How old are they? It sounds like you don’t have mature hens and roosters but instead have immature pullets and cockerels. Adolescents don’t always act like adults. The age of the males and females is really important in how to answer your questions.
What you are describing sounds like typical adolescent behavior, probably somewhere around 4 to 6 months of age. The boys’ hormones are running wild. Those hormones have the boys wired to the gills and they don’t have the maturity to deal with it. Some pullets may have just started laying, maybe, but their hormones haven’t really kicked in yet. They don’t know what is going on yet so they won’t do their part. Still, they may be sending signals to the boys that they are mature enough to attract attention so the boys look in their direction and ignore the less mature ones.
There are other things going on too, both with the mating and one cockerel knocking the other off. Mating is not just about sex, it is also a dominance thing.

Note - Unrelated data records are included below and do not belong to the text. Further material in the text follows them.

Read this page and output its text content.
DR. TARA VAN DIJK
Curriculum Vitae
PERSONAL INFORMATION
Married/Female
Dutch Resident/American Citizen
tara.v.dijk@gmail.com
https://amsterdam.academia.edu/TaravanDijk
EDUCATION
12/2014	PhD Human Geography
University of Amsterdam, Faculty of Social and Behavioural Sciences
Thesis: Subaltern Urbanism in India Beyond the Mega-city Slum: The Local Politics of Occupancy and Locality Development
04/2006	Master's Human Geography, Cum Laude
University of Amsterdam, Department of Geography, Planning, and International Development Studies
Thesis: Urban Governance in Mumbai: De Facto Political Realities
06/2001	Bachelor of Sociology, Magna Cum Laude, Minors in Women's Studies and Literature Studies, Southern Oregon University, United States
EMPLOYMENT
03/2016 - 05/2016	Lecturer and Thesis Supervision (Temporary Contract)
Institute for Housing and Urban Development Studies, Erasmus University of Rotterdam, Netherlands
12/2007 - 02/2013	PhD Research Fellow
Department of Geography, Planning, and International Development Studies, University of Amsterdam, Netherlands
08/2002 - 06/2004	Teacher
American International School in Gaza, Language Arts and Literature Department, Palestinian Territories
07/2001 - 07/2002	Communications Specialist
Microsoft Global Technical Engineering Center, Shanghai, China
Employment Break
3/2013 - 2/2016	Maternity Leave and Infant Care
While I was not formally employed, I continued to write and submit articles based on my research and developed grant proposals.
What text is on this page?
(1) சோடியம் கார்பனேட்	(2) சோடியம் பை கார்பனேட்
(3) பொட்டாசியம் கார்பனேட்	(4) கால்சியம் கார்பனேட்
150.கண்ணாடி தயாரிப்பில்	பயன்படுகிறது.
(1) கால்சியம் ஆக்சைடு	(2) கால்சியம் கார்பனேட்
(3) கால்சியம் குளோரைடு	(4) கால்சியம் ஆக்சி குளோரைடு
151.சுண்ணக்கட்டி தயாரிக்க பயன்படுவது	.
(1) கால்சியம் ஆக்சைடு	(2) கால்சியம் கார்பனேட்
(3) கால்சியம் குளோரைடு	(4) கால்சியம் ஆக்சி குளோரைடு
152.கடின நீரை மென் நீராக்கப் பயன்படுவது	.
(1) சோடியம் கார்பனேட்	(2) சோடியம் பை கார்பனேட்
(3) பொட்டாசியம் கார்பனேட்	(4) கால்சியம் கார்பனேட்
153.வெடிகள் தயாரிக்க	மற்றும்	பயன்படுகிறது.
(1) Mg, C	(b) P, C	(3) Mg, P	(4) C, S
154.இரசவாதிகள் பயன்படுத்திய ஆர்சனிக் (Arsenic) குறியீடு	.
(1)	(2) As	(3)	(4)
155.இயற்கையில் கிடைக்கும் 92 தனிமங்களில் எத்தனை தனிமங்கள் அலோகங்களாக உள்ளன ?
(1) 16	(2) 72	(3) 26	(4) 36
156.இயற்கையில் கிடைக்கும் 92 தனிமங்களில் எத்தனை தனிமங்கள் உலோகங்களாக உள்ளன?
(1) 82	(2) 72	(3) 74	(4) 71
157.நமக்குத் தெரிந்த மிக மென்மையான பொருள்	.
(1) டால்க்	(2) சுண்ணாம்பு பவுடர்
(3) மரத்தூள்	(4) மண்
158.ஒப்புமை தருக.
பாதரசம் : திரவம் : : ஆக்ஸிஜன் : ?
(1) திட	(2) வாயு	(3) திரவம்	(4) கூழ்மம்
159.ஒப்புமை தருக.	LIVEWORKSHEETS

The one on the bottom is accepting the dominance of the one on top, either willingly or by force. The cockerel knocking the other off is demonstrating his dominance to that cockerel and the pullet. The pullets are not willing to accept that dominance so they try to go where the boys won’t bother them, up on the roost.
I’m guessing of course since I don’t know the ages. If it is adolescent issues they will eventually work it out, but it can be messy and unsettled down there until they all mature, pullets as well as cockerels.